Hotel Pelegrin was once a luxurious hotel on a stunning beach in a small Croatian village. Now, it tells a sad story.
The beautiful 419-bed complex was one of the biggest on the Adriatic coast and lured thousands of international visitors during the 1980s.
According to The Sun, Hotel Pelegrin was initially part of the Kupari holiday resort for the military elite of the Yugoslav National Army (JNA) when it first opened in 1963.
The military spent a huge amount of money on funding the growth of the resort. As a result, it became a top spot for officers as well as their friends and families.
Non-military travellers, too, could stay, but spaces were more readily available if they had connections within the military.
After 17 years in business, the hotel soon started welcoming people from throughout the world.
Looking across the glistening blue waters of the Adriatic Sea, the establishment was once a sight to behold.
Panoramic mountain views could be gazed upon from open balconies, as well as a long line of other boutique hotels.
But tragically, the siege of Dubrovnik in 1991 left the once-glamorous hotel in a state of ruin.
The resort was shelled many times and the damage lingers to this day.
After the destructive attack, the hotel was used as a short-term shelter and base for the Croatian army’s servicemen.
However, once they left in 2000, the hotel was completely abandoned and locals stripped the building of anything useful, such as the tiles on the exterior and the copper piping.
Now, the once-breathtaking hotel is overgrown with a jungle of ivy, and visited only once in a blue moon by the occasional nosy tourist.
Spine-chilling pictures show the resort overwhelmed by the elements. Over the past two decades, weeds and grime have spread across the once-pristine white walls, which are now covered in bullet holes and graffiti.
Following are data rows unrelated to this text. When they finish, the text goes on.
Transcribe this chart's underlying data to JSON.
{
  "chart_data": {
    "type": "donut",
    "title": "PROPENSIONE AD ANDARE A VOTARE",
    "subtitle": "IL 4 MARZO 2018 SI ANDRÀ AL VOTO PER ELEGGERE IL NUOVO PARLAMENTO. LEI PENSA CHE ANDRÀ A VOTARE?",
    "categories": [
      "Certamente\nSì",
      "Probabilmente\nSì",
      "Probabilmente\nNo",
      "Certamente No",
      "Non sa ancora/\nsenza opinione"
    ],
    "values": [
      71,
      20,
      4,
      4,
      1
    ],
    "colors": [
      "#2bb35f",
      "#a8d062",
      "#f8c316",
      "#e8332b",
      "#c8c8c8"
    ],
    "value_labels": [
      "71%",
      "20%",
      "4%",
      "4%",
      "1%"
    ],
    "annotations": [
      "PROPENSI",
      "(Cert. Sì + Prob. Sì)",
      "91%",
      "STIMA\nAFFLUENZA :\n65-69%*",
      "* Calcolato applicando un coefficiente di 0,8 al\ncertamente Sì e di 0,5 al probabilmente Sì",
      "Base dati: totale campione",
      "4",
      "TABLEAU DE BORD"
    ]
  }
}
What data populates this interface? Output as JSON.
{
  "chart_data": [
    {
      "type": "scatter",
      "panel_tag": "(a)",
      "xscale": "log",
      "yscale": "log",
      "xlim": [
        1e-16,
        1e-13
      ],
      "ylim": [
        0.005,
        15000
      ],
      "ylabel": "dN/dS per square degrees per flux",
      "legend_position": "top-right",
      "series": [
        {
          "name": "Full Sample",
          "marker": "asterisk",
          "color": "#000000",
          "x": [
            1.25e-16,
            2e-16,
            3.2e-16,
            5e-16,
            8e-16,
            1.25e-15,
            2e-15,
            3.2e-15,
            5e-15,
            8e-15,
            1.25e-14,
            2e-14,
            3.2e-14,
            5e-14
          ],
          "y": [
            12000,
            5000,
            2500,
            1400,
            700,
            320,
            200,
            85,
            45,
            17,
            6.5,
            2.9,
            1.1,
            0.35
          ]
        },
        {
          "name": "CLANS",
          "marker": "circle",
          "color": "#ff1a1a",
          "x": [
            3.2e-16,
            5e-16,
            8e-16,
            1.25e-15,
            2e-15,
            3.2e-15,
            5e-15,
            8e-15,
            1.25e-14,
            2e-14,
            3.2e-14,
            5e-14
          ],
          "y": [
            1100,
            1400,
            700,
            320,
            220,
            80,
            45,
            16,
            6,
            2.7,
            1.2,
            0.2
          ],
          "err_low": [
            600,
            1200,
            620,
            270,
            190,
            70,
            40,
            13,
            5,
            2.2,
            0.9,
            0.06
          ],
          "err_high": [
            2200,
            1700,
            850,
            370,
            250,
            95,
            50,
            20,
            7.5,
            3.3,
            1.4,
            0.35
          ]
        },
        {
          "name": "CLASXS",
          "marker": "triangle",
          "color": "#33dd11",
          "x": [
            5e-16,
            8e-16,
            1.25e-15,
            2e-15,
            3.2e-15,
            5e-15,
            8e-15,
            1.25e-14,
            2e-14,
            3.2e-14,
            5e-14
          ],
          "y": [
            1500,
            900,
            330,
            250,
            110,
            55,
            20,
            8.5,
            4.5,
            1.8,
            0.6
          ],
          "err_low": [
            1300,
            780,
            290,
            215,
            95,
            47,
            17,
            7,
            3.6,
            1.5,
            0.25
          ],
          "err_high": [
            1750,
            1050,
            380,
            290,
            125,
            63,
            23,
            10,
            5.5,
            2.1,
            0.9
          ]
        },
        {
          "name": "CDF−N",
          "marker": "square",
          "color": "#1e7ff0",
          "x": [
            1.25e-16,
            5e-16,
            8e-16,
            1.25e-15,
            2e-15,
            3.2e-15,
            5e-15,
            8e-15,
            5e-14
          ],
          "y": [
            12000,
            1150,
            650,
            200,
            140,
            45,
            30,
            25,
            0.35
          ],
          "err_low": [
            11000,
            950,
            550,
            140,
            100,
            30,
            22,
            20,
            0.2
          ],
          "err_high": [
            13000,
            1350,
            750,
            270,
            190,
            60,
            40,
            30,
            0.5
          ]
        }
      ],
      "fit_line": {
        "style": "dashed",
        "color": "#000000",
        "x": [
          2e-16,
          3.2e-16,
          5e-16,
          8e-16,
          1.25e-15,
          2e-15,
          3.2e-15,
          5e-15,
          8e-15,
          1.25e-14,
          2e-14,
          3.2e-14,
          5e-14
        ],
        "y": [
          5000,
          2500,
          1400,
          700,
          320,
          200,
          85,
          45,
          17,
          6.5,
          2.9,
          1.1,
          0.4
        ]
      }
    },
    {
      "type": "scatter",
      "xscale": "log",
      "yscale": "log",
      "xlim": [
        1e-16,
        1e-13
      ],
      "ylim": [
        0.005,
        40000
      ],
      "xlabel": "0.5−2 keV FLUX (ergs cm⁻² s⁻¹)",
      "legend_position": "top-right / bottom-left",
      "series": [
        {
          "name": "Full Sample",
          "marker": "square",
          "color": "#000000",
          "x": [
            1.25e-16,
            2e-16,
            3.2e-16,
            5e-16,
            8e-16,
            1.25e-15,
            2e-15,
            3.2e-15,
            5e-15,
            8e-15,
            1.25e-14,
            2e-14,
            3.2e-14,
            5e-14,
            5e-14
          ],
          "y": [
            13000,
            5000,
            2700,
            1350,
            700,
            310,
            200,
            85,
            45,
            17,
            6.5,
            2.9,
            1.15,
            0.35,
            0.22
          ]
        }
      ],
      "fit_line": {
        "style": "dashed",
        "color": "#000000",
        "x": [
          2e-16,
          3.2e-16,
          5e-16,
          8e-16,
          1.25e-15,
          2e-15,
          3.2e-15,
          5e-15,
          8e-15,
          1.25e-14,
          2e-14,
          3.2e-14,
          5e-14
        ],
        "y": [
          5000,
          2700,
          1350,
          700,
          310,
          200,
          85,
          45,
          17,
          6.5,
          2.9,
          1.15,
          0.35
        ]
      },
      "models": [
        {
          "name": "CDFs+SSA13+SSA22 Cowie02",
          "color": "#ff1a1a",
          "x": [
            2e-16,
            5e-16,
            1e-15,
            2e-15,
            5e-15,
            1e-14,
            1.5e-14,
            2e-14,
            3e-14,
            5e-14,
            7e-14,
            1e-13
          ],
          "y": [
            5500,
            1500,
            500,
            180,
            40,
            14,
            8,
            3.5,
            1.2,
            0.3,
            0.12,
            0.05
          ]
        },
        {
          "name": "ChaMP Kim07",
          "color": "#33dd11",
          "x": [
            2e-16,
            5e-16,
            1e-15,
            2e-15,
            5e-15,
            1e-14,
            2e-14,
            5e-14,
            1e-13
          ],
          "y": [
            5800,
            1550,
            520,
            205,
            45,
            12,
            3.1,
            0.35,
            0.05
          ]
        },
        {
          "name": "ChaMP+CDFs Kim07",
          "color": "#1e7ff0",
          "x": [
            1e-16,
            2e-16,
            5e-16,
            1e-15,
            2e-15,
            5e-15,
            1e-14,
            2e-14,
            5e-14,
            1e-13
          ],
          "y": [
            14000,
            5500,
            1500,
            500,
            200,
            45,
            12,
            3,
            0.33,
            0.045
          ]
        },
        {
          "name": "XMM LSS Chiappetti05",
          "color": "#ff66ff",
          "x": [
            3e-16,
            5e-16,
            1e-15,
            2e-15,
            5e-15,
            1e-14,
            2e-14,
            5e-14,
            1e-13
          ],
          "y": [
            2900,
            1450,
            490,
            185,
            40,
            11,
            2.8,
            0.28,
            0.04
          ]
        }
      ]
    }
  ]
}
Fallen bricks and rubble make the ground nearly invisible.
With its beautiful seaside view, the resort was once bustling with tourists, as seen in old black-and-white pictures of bikini-clad tourists.
Now, the hotel is just a hollow shell of what it once was.
The exterior of the building shows deep cracks and large patches of rust covering the metal rails within the structure.
The steps leading up to the hotel have been destroyed by heavy artillery and lay smashed into pieces.
Large holes in the ceilings show wooden and metal railings above and expose the interior bones of the huge building structure.
What’s more, the Pelegrin isn’t the only hotel on the bay of Kupari that has been neglected for nearly two decades.
Together, there are seven hotels within the resort complex, such as Hotel Grand, Goricina I, Goricina II, Kupari, Pelegrin, Mladost and Galeb — and all of them are now empty shells, rotting with decay and succumbing to the elements.
Back in their heyday, the complex could host 2000 visitors altogether.
It has been reported in recent months that a contract has been signed by Kupari Luxury Hotels to restore the site, now dubbed the “bay of abandoned hotels”.
It is rumoured the Grand Hotel would be kept as the centrepiece, but the other hotels are set to be demolished to make way for new buildings.
Minister of State Property Branko Bacic told Poslovni: “According to the plan of the District of Dubrovnik, a period of 12 months is prescribed during which the investor is obliged to obtain a valid building permit, and within a further period of four years to realise the project.”